Wind energy also saw encouraging movement, though with continued calls for policy reform. The European Investment Bank confirmed green financing for an Iberdrola wind project in central Greece, reaffirming strong institutional backing for renewables. However, industry groups such as WindEurope used the month to urge the government to accelerate licensing procedures and revive regular auction schedules, warning that permitting bottlenecks and regulatory uncertainty could slow deployment despite investor appetite.
Solar energy maintained its momentum through new corporate procurement deals and developer activity. Several multinational companies announced plans to source power from Greek solar farms as part of broader European clean energy portfolios. These corporate power purchase agreements are becoming a key pillar of Greece’s renewables financing model, providing predictable revenue streams in a market where grid congestion and administrative delays still pose challenges.

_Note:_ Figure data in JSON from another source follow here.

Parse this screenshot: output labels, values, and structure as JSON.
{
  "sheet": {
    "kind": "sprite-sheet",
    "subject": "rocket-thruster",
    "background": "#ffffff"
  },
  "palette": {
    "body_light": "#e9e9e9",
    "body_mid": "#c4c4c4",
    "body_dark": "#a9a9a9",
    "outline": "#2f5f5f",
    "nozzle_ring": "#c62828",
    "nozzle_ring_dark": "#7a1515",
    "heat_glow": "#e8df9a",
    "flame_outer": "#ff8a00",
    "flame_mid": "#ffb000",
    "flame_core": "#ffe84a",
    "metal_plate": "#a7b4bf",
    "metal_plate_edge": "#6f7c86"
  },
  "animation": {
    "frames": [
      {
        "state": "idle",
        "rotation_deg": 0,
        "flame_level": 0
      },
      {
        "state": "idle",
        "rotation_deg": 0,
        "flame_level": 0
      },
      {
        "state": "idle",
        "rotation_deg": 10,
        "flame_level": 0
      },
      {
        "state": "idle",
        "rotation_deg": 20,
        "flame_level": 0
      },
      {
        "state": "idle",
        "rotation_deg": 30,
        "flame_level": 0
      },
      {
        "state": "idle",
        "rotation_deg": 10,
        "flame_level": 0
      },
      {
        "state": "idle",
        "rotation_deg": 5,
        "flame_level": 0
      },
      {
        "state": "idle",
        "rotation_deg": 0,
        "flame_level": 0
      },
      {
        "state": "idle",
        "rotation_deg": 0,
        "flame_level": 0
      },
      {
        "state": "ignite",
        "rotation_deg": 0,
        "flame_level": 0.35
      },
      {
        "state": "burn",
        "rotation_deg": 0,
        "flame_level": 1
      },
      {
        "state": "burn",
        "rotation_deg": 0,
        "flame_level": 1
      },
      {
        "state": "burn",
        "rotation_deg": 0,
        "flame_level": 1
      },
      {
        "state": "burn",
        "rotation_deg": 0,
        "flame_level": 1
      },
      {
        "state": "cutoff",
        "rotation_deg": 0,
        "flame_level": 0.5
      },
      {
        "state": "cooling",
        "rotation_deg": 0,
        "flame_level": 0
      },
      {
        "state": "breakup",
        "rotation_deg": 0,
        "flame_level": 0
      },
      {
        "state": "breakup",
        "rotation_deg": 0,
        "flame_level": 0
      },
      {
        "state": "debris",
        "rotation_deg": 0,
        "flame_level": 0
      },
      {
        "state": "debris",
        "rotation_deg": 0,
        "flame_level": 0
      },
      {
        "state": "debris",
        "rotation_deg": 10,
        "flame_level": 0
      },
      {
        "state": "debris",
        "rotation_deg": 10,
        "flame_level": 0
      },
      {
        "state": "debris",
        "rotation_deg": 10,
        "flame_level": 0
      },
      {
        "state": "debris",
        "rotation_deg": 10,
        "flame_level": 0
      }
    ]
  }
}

Momentum also gathered in the hydrogen space. Policymakers and industry leaders reiterated Greece’s ambition to become a regional hub for green hydrogen production and distribution, building on the national hydrogen framework adopted earlier in 2025. The framework introduced certification standards and streamlined licensing, setting the groundwork for commercial projects aimed at supplying both domestic industry and export markets. While the infrastructure and financing for large-scale projects are still being developed, the direction of policy remains clear and ambitious.
Grid development and system integration remained central to the national conversation. The transmission network continues to struggle with congestion and long connection queues, limiting how quickly new renewable capacity can come online. Government plans to prioritise standalone and merchant storage projects were reaffirmed in October as part of efforts to ease curtailment pressures and improve overall system flexibility.
Financing conditions remained favourable, supported by continued engagement from the European Investment Bank and international investors. Access to low-cost green finance has been critical for keeping Greece’s renewable pipeline active, particularly in wind and solar. Corporate capital also played an expanding role, with large technology and industrial firms entering long-term offtake agreements that de-risk project revenues.
Looking ahead, the near-term focus for the final months of 2025 is expected to remain on the commissioning of storage projects and the advancement of wind and solar investments supported by multilateral funding. Over the medium term, progress will depend heavily on the speed of permitting reforms, the introduction of fresh market signals such as capacity auctions, and the rollout of grid reinforcements. If these elements align, Greece will be well placed to convert its impressive renewable potential into a foundation for green hydrogen production and regional energy exports.
Overall, October’s developments reinforced a consistent message: Greece’s clean energy transition is moving from aspiration to execution. The mix of utility-led investments, private partnerships, and institutional financing points to a maturing market. The key challenge now lies in ensuring that regulation and infrastructure evolve quickly enough to sustain the pace of change.